The first, perhaps, in a series of posts on Indian religion.
Religion is a surprisingly eely concept, as most large and ancient things are. But to my mind, religion is, simply, a thesis about how human beings should relate to the transcendent and a comprehensive set of practices to develop that relationship.
With this view, I see a natural division between two kinds of religious practice.
The first kind is what I call top-down religion, and I expect that to many who grew up in the West, it is the only kind of religious practice there is. Top-down religion centers on a supreme authority at the top of a hierarchy of being from whom flows all law and order. This authority defines what it means for an act to be right or wrong, often through an infallible revelation to a chosen prophet. Correct practice is to become more obedient and conformant to this authority and its laws, and the reward for this practice is to live in an immortal paradise.

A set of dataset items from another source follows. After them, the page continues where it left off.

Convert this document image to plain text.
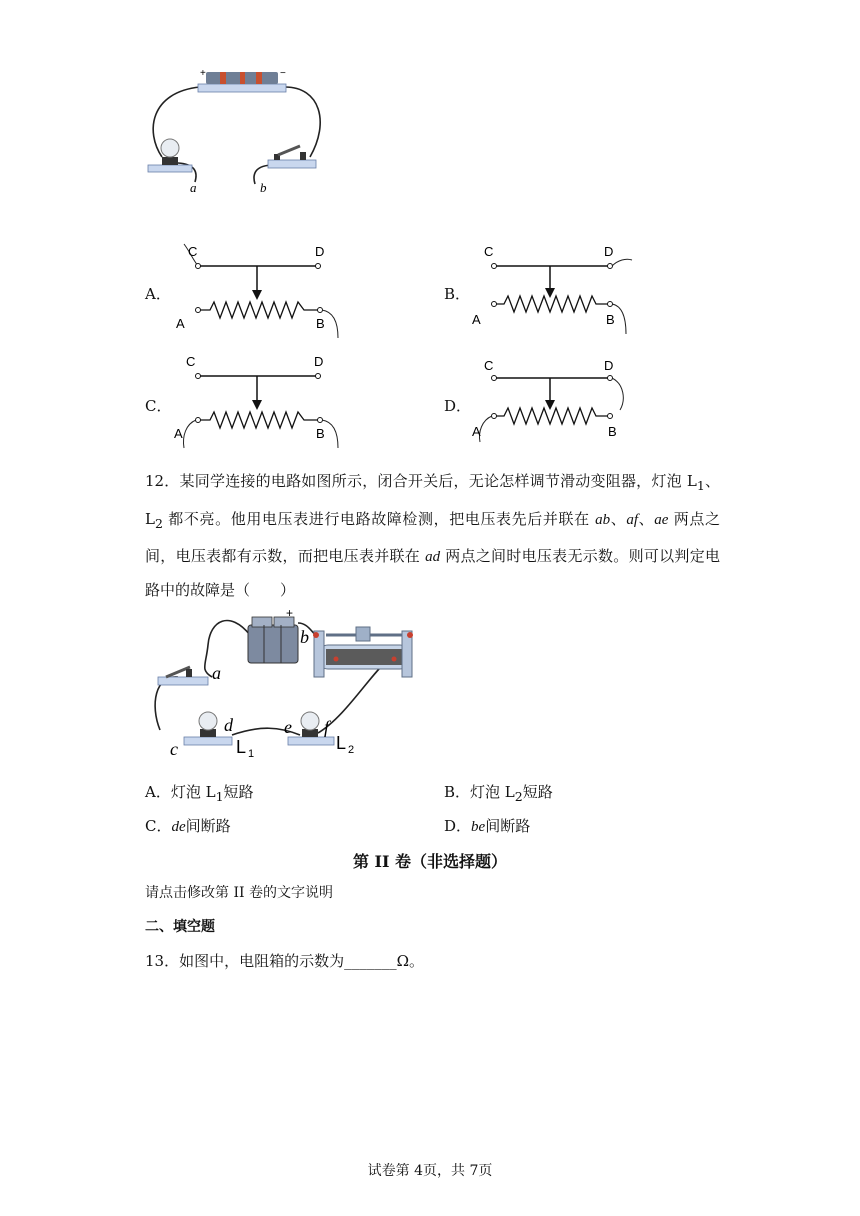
+	−
a	b
A．
C	D
A	B
B．
C	D
A	B
C．
C	D
A	B
D．
C	D
A	B
12．某同学连接的电路如图所示，闭合开关后，无论怎样调节滑动变阻器，灯泡 $L_1$、$L_2$ 都不亮。他用电压表进行电路故障检测，把电压表先后并联在 ab、af、ae 两点之间，电压表都有示数，而把电压表并联在 ad 两点之间时电压表无示数。则可以判定电路中的故障是（　　）
+
a
b
c
d	e f
L 1
L 2
A．灯泡 $L_1$短路	B．灯泡 $L_2$短路
C．de间断路	D．be间断路
第 II 卷（非选择题）
请点击修改第 II 卷的文字说明
二、填空题
13．如图中，电阻箱的示数为_______Ω。
试卷第 4页，共 7页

I associate top-down religions with lines: start to finish, lower to higher, beginning to end, and similar dualisms.
Top-down religion is systematic and ordered, and its community structures are likewise based on elaborate systems of rank, hierarchy, and lineage. Those outside of its ken, sadly, are subject to varying levels of torment. In conventional society, it resists dissent, sometimes to the point of violence. The mediocre view is that religion is thus responsible for this violence; but the result would be the same for any vital idea unable to tolerate dissent.

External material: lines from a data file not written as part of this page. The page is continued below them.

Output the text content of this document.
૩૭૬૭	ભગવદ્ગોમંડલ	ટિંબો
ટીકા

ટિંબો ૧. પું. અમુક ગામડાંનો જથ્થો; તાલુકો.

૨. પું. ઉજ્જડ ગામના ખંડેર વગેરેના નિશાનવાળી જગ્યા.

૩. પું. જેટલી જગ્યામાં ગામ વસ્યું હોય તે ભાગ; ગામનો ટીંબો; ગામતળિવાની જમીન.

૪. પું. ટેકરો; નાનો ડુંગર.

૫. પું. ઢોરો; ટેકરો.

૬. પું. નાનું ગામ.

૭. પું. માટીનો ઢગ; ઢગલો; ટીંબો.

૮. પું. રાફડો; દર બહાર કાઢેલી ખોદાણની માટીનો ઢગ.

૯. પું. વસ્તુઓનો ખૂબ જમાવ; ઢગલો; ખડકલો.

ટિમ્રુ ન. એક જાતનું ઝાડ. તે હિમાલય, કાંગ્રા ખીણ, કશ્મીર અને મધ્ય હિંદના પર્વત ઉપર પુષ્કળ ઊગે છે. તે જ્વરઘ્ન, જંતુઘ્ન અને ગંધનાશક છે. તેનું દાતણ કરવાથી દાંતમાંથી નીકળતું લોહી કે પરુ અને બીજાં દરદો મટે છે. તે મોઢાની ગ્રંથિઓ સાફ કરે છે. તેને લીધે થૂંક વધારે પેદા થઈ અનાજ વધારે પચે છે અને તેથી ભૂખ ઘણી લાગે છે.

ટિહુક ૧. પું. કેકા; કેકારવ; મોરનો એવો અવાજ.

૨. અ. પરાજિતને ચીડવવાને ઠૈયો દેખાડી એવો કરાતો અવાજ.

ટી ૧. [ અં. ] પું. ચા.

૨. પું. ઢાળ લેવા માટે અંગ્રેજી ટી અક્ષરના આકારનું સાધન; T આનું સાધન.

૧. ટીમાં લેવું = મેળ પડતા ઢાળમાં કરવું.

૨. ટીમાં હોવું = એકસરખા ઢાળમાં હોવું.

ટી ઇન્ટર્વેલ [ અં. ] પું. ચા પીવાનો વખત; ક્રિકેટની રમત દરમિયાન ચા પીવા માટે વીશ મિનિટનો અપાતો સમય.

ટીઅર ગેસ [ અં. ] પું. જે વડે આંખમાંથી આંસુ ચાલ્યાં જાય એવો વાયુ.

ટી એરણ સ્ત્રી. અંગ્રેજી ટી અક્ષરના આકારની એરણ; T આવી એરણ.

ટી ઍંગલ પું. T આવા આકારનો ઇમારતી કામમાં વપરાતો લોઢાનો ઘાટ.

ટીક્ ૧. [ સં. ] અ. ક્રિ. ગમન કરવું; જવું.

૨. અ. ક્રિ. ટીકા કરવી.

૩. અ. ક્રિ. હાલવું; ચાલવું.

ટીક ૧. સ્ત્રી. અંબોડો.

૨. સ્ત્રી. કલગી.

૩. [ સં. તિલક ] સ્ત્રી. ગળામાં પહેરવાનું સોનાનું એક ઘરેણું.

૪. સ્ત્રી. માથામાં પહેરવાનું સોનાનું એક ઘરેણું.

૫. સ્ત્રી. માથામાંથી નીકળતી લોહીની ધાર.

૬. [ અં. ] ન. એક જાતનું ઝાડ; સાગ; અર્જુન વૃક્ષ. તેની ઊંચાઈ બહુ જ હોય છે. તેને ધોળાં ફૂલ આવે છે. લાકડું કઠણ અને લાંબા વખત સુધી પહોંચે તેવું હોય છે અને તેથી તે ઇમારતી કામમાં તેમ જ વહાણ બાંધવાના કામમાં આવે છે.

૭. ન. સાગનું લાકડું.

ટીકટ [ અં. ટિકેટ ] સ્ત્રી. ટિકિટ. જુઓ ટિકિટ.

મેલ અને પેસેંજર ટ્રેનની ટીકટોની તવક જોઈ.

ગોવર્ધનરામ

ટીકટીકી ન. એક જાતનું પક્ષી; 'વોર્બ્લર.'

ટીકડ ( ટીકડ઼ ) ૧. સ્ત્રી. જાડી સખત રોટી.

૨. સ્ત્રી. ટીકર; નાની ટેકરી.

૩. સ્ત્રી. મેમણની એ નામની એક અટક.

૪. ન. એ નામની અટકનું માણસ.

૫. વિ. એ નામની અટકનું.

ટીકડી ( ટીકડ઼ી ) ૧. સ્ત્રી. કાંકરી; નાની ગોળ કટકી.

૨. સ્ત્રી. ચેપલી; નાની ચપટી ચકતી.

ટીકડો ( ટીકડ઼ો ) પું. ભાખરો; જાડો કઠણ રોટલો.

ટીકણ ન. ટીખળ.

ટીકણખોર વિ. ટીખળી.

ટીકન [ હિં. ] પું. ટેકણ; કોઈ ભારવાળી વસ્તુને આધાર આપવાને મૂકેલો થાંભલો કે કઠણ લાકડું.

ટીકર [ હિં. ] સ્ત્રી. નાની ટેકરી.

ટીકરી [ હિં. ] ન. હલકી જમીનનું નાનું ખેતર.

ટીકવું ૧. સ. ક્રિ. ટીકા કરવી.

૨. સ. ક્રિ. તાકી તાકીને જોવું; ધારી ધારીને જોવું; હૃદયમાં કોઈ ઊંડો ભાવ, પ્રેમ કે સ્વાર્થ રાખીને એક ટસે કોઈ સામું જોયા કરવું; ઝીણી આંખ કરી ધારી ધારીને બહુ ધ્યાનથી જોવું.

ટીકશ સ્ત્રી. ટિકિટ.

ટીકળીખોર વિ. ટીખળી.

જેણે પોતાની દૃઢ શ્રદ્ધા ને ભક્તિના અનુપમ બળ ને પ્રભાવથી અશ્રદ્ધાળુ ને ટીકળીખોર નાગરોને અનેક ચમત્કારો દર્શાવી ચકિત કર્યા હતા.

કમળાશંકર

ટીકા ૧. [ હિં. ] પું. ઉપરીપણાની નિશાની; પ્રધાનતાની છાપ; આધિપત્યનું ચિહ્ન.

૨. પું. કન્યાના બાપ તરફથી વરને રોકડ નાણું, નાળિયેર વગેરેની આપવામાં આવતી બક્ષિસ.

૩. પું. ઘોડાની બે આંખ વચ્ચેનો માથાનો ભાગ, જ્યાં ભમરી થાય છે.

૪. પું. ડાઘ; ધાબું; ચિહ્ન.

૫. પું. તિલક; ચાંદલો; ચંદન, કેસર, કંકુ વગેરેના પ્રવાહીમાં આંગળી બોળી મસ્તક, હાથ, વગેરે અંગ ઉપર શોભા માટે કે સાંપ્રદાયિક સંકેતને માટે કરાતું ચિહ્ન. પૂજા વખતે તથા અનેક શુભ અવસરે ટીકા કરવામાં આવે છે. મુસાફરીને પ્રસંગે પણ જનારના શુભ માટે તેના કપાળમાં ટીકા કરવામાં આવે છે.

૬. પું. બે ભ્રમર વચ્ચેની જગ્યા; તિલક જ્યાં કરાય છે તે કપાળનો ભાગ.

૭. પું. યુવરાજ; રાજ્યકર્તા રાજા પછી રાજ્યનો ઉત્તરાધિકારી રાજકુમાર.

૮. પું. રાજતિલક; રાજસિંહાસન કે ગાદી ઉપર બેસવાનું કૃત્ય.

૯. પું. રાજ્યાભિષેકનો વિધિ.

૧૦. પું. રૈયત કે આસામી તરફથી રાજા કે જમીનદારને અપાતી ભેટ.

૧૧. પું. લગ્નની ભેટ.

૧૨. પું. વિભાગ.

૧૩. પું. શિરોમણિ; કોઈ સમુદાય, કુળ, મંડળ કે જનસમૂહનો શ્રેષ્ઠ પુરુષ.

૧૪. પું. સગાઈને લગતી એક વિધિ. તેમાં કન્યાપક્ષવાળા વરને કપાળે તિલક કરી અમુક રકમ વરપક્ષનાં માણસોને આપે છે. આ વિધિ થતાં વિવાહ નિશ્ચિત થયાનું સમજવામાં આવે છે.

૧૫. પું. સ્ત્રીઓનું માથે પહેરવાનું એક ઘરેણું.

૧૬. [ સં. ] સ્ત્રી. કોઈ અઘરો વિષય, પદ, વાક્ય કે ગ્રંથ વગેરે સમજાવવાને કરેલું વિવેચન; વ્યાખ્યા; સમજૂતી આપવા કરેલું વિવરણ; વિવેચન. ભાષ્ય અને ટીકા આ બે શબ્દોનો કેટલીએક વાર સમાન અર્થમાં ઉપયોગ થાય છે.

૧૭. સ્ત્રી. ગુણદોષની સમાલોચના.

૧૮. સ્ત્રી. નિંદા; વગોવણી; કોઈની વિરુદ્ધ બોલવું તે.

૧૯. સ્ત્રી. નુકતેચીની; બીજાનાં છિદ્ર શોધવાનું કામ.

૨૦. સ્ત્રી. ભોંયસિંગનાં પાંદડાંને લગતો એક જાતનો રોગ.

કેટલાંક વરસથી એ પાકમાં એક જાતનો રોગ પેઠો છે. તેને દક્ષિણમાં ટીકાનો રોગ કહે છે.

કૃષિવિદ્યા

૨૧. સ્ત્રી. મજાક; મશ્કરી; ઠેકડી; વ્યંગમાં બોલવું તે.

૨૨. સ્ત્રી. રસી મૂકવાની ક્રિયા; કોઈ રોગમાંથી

The second kind is what I call bottom-up religion, which is less well-known in the West.
Bottom-up religion centers on personal authority and one's own relationship with the transcendent. Actions are conventionally or contingently wrong — or in another framing, they might be called skillful or unskillful to a particular circumstance. Correct practice is to gradually become more skilled and perceptive through regular training, and the reward for this practice is self-knowledge and insight into natural law.
I associate bottom-up religions with circles: seasons, generations, interdependencies, and cycles of creation and destruction.

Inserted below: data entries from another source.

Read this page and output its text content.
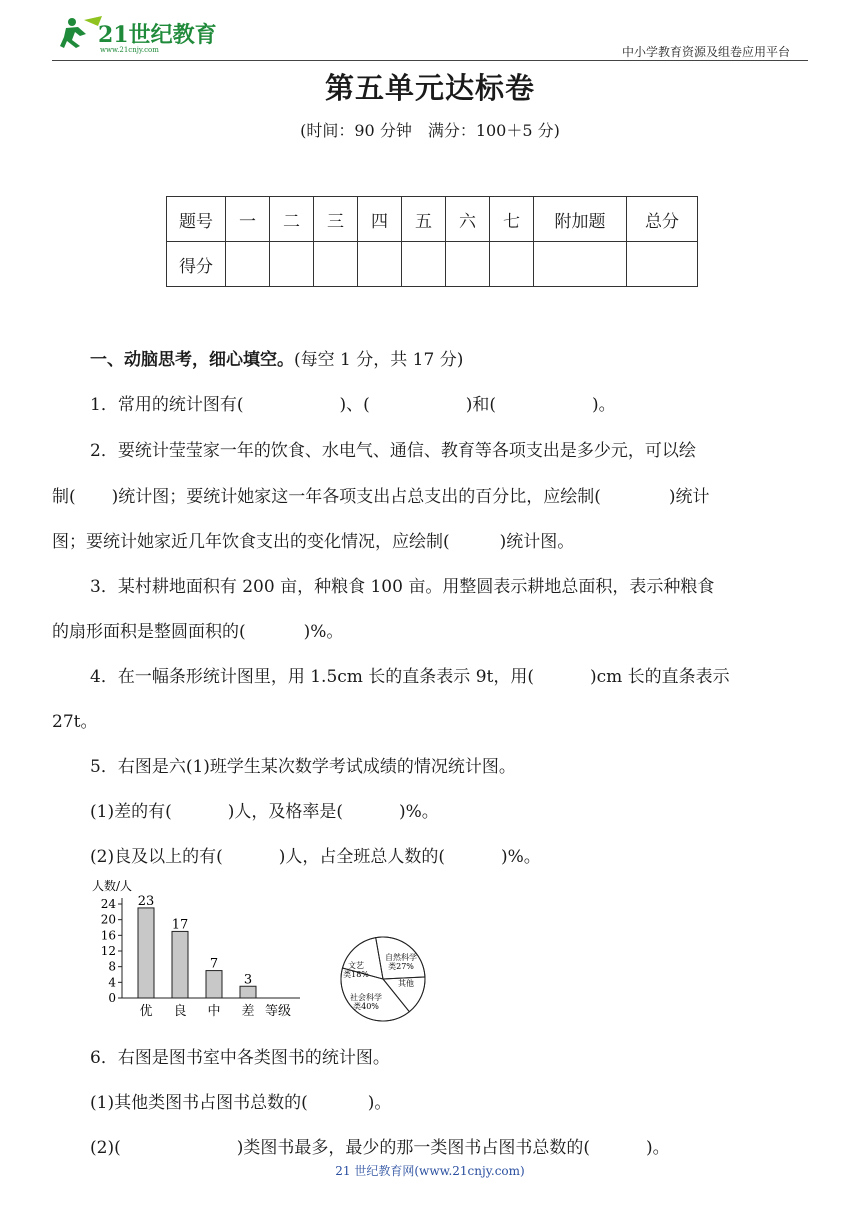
21世纪教育
www.21cnjy.com	中小学教育资源及组卷应用平台
第五单元达标卷
(时间：90 分钟　满分：100＋5 分)
题号	一	二	三	四	五	六	七	附加题	总分
得分									
一、动脑思考，细心填空。(每空 1 分，共 17 分)
1．常用的统计图有(	)、(	)和(	)。
2．要统计莹莹家一年的饮食、水电气、通信、教育等各项支出是多少元，可以绘
制( )统计图；要统计她家这一年各项支出占总支出的百分比，应绘制(	)统计
图；要统计她家近几年饮食支出的变化情况，应绘制(	)统计图。
3．某村耕地面积有 200 亩，种粮食 100 亩。用整圆表示耕地总面积，表示种粮食
的扇形面积是整圆面积的(	)%。
4．在一幅条形统计图里，用 1.5cm 长的直条表示 9t，用(	)cm 长的直条表示
27t。
5．右图是六(1)班学生某次数学考试成绩的情况统计图。
(1)差的有(	)人，及格率是(	)%。
(2)良及以上的有(	)人，占全班总人数的(	)%。
人数/人
0
4
8
12
16
20
24 23
优
17
良
7
中
3
差 等级
自然科学类27%
其他
社会科学类40%
文艺类18%
6．右图是图书室中各类图书的统计图。
(1)其他类图书占图书总数的(	)。
(2)(	)类图书最多，最少的那一类图书占图书总数的(	)。
21 世纪教育网(www.21cnjy.com)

Bottom-up religion is decentralized and messy. At its worst, it is anarchic, self-indulgent, and incoherent. But this is not a necessary condition. Order and structure arises from natural law, and there are experts and masters who live in accordance with this law who are capable of training the eager aspirant.
Since skills and methods are contingently appropriate to the student, there is no absolute method or practice. Thus bottom-up religion tends to be highly pluralistic and draws its teachings from a constellation of sages, saints, and wanderers.
Any conventional religion of a certain age has both top-down and bottom-up elements. But I think each religion tends to have a specific orientation. Thus the Abrahamic religions are quite clearly top-down, and the Dharmic ones are quite clearly bottom-up.
But, these are not absolute categories. More conservative forms of Buddhism seem top-down to my eyes, and likewise the Sufi mystics seem more bottom-up.
If you can't tell, my heart is with the bottom-up practice. But sadly, it is precisely because bottom-up practices are pluralistic and ecumenical that top-down practices are so hostile to them.